The biggest hurdle while planning is accurately predict needs and adjusting to unforeseen obstacles.
Southwest Airlines announced last year that it would no longer offer flights from Bishop. The airline already had stopped service in most other mid-size airports nationwide—and airport officials expect it will result in 6 percent fewer passengers in 2018.
However, Williams notes that it also opens up the door for additional, long-term growth elsewhere at the airport. For instance, shortly after Southwest’s announcement, American Airlines revealed plans for a fourth flight daily to Chicago-O’Hare starting in May.
“No airport director is happy to see an airline leave. I think the opportunities presented by the Southwest departure will allow us to grow in ways that weren’t possible with Southwest here,” Williams says. “That growth may not be in the sense of the number of seats or large airplanes, but we think that growth will come through maybe more frequencies on our existing routes and some of our existing airlines.”
Similarly, Williams hopes to take advantage of the additional flights to markets served by Allegiant.

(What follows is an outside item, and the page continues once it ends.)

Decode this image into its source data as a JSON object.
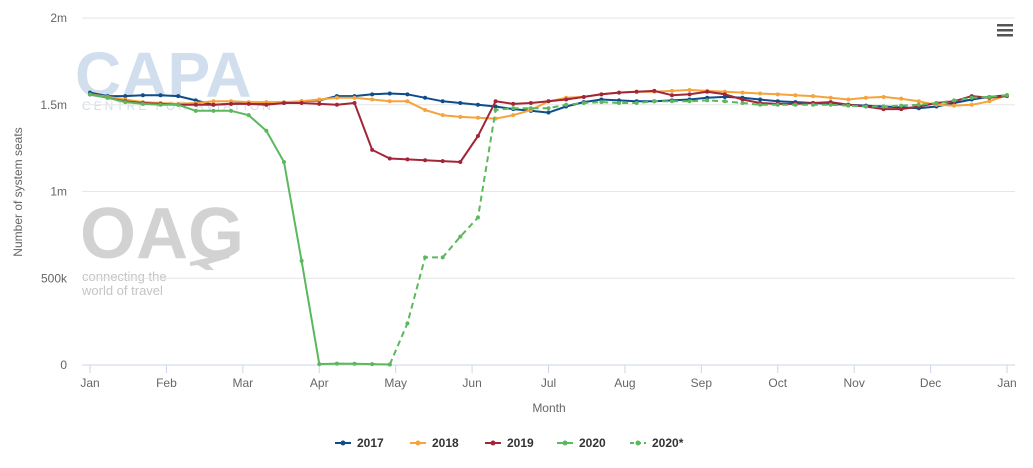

The airport sits at the crosshairs of I-69 and I-75 and is a key part of the area’s transportation infrastructure. Bishop Airport actively works with the Michigan Economic Development Corporation and the I-69 International Trade Corridor. Bishop also offers a Foreign Trade Zone for international businesses to inspect, pack and transport goods.
“Communities benefit from having modern facilities and airports that can support the growth of airlines that may recognize a market opportunity but need a good airport partner. We are blessed as a community to have that,” says Karcher.
Again, Williams credits the planning and vision of his predecessors and the Bishop Airport Authority Board for seeing the airport’s—and the community’s—potential over the past 90 years and into the future.
“It’s important to stick with the plan and vision. Obviously people believe in the airport here, and I hope others in the community doing long-range planning feel emboldened and empowered with the (success) we’ve had here,” says Williams.
“It may not happen in five years. It may be ten years, it may be 20 years down the road. I want our organization to be ready for that next opportunity.”